Três anos depois

Familiares das vítimas de Paraisópolis temem futuro da PM sob comando bolsonarista

Governador eleito Tarcisio de Freitas anunciou bolsonarista para o comando da Segurança Pública e já sinalizou para retirada de câmeras de uniformes de PMs. Movimentos populares ainda lutam por justiça

Clara Assunção/RBA
Clara Assunção/RBA
Familiares de vítimas e movimentos em ato na Praça da Sé, no centro de São Paulo, em memória aos nove jovens mortos

São Paulo – “Quando meu filho foi morto, me falaram muito que a morte dele era uma questão política”, diz a pesquisadora Maria Cristina Quirino, de 43 anos, da Universidade Federal de São Paulo (Unifesp). Ela é mãe de Denys Henrique Quirino da SIlva, de 16 anos, um dos nove jovens mortos no Massacre de Paraisópolis, após truculenta ação da Polícia Militar. Os crimes ocorreram em 1º de dezembro de 2019, no Baile Funk da DZ7, na comunidade da zona sul da capital paulista. 

Mas para Maria Cristina, apesar de ter sido diretamente atingida pelo caso, inicialmente soou confusa essa interpretação. O sentido viria pouco depois, quando foi forçada, após o assassinato do filho, a fazer da luta por verdade, memória e justiça parte de sua vida.

“Porque meu filho não era governador, presidente, nunca foi prefeito. E como poderia ser? Ele era uma criança”, comenta Maria Cristina. “Mas aí eu fui entender a questão política, quem está por trás dela e quem deu o aval para a ação da polícia”, explica a mãe de Denys. Além de Denys, a violência policial interrompeu naquele dia o futuro para Gustavo, Dennys Guilherme, Marcos Paulo, Luara, Gabriel, Eduardo e Bruno, que tinham de 14 a 23 anos. 

Na época do crime, em 1º de dezembro de 2019, a PM atendia ao comando do então governador de São Paulo João Doria. O agora ex-tucano, eleito um ano antes com o discurso de que a polícia iria “atirar para matar”, dava continuidade ao sétimo mandato seguido do partido no estado manchado também por outros massacres.

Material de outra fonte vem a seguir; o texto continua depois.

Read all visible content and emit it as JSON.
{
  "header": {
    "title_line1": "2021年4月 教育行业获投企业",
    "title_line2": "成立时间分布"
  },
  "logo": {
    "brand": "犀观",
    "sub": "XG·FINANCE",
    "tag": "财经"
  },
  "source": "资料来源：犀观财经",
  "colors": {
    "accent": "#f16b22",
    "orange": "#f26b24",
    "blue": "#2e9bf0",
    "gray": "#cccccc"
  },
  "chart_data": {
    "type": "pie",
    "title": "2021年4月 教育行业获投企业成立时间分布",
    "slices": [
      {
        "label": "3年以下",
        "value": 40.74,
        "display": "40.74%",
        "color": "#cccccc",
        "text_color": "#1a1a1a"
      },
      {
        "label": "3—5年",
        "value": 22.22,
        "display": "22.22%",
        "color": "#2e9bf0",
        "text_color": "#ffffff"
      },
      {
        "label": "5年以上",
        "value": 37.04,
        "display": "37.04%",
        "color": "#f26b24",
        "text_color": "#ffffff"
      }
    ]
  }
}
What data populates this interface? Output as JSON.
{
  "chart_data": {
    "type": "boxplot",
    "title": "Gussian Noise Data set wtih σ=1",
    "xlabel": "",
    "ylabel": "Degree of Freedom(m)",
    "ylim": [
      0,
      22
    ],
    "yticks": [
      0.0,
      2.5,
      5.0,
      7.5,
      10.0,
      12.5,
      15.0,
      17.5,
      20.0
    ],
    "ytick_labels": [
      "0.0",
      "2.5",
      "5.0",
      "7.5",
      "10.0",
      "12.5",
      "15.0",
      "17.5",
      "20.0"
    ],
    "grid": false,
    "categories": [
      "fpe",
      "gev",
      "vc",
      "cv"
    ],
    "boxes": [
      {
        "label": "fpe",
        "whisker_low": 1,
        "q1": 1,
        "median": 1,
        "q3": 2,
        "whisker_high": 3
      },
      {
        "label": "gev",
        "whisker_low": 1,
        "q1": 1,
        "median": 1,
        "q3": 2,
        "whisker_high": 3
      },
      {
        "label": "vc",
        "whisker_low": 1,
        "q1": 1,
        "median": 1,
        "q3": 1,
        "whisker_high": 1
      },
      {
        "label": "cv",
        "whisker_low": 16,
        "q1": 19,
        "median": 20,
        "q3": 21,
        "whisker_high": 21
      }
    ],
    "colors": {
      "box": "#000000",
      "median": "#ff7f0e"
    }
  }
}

A hegemonia da sigla só teve fim nas eleições deste ano, pela primeira vez, em 28 anos.

Desconfiança sobre Tarcísio 

Essa transição, contudo, reserva apenas uma mudança partidária no comando de São Paulo, na avaliação de Maria Cristina. E, sem nenhum relativismo aos governos do PSDB, ela é vista com ainda mais temor dado o alinhamento do futuro governador Tarcísio de Freitas (Republicanos) com o atual presidente da República, Jair Bolsonaro (PL), um conhecido defensor da letalidade policial. “Medo, pânico”, diz a mãe de Denys sobre o futuro mandatário. 

O receio com a gestão do republicano é generalizado entre os familiares das nove vítimas do Massacre de Paraisópolis e os movimentos sociais que se reuniram nesta quinta-feira (1º) na Praça da Sé, na região central da capital paulista, para um ato em memória e por justiça aos jovens. Às vésperas do dia que marcou três anos desde que eles foram mortos pela ação da PM, a equipe de transição de Tarcísio anunciou, na quarta-feira (30), o deputado capitão Guilherme Derrite (PL-SP) como futuro secretário de Segurança Pública de São Paulo. 

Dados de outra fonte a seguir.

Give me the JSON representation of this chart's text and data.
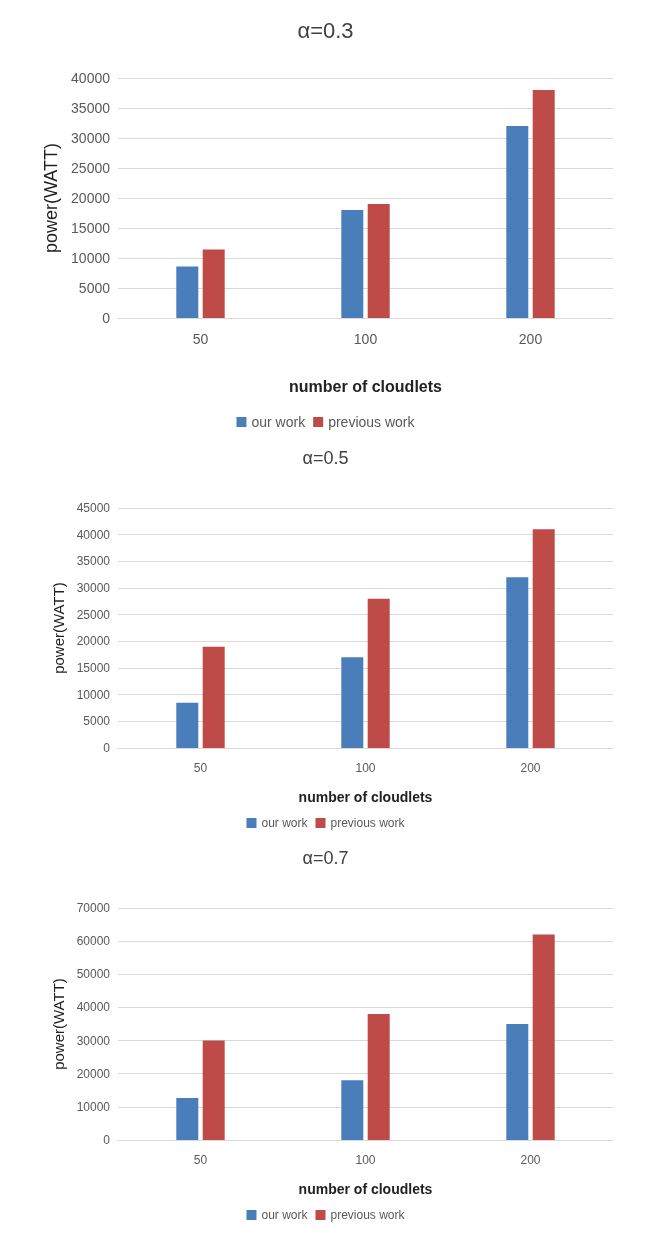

Ligado ao que chamam de “ala mais ideológica” do bolsonarismo, Derrite foi oficial por 17 anos da Rondas Ostensivas Tobias Aguiar (Rota), a tropa de elite da PM que mais mata em São Paulo. Poucos dias após a tragédia na segunda maior favela da cidade, o parlamentar chegou a afirmar, numa entrevista à Rádio Câmara, que seria um “grande absurdo” considerar o que ocorreu em Paraisópolis como um “massacre orquestrado”. 

Bolsonarismo na segurança

Para a professora de geografia Luana de Oliveira, mestranda em sociologia pela Universidade Estadual de Campinas (Unicamp) e ativista do coletivo Periferia Segue Sangrando e da Rede de Proteção e Resistência ao Genocídio, a escolha de Derrite para a pasta não é apenas um aceno ao padrinho político de Tarcísio, mas à violência policial. “O temor é imenso e gigante”, confessa Luana. Ela lembra que o futuro governador ainda afirmou em campanha que iria “reavaliar” o programa estadual Olho Vivo, – que prevê a instalação de câmeras nos uniformes de policiais militares. Motivada pelo episódio de Paraisópolis, a instalação das câmeras é tida como única medida positiva do governo Doria/Rodrigo Gracia.

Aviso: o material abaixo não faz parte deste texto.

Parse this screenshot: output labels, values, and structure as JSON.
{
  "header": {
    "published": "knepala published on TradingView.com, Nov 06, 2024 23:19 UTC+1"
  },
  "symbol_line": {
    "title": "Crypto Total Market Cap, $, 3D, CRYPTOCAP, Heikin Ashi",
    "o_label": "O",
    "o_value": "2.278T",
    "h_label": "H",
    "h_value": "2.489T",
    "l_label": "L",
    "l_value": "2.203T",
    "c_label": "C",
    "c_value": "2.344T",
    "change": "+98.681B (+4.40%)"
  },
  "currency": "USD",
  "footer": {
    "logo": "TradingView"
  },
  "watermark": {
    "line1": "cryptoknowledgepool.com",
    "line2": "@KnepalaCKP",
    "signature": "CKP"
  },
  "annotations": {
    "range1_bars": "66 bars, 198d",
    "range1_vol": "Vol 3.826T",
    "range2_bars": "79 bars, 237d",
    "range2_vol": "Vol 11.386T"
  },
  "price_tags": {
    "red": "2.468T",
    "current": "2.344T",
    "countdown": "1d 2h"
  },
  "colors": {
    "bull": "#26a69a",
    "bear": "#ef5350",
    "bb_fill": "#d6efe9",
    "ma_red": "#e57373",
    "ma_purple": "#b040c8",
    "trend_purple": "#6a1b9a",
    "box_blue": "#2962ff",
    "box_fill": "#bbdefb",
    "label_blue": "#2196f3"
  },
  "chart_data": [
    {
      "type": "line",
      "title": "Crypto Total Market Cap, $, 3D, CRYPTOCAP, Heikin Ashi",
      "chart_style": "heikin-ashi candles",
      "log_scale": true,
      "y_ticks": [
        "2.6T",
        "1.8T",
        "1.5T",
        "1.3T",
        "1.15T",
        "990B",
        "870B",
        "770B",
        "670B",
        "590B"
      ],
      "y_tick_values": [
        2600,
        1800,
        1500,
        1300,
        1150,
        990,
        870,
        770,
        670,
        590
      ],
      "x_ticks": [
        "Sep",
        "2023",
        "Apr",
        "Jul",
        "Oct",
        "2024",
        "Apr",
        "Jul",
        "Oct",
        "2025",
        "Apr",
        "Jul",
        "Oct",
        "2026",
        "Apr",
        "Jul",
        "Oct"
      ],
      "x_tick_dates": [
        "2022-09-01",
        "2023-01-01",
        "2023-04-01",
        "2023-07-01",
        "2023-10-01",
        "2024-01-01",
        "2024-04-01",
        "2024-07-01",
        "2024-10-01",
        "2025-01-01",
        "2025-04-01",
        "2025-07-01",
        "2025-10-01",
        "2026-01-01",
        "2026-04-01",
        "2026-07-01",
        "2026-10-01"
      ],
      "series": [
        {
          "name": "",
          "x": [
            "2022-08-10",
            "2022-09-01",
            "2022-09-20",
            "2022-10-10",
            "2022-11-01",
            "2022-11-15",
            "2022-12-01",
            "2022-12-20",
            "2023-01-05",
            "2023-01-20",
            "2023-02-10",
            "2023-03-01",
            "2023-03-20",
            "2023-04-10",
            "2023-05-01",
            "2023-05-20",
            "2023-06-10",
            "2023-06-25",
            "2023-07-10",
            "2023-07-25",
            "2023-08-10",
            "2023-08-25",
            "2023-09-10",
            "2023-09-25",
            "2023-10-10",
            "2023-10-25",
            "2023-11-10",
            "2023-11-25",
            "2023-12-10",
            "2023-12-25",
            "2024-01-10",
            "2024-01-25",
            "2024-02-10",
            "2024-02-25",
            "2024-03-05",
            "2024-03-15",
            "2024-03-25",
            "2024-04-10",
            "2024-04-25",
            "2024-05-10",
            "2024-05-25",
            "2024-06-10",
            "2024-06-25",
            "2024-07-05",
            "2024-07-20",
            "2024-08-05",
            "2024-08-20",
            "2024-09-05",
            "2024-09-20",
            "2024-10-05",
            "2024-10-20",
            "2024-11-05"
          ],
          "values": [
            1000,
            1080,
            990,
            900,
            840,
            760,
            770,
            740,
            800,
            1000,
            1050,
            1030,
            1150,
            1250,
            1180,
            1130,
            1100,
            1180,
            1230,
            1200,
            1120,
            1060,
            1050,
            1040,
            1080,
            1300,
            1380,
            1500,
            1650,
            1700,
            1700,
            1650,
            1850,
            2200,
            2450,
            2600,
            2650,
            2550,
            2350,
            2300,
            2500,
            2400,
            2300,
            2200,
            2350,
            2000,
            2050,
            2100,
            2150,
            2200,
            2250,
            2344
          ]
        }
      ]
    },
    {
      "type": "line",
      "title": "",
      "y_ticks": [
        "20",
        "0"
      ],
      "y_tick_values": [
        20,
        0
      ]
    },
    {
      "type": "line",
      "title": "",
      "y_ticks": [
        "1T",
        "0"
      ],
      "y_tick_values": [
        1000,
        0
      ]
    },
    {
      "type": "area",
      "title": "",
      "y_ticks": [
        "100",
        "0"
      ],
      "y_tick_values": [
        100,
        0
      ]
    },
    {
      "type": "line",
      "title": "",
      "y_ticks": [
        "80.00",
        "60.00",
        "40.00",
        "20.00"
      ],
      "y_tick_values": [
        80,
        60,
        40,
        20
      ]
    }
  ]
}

“É muita preocupação, porque se a política de morte já existia, e agora, como vai ser? A gente não sabe nem o que esperar e muito menos esperar um diálogo. Existem governos que, por mais violentos que sejam, a gente propõe um diálogo, nós vamos para o enfrentamento e dialogamos. Nós já temos pelo menos aí um histórico de que esse governo, esses governantes com quem esse governador simpatiza, não são do diálogo. Não estão dispostos a dialogar”, critica. 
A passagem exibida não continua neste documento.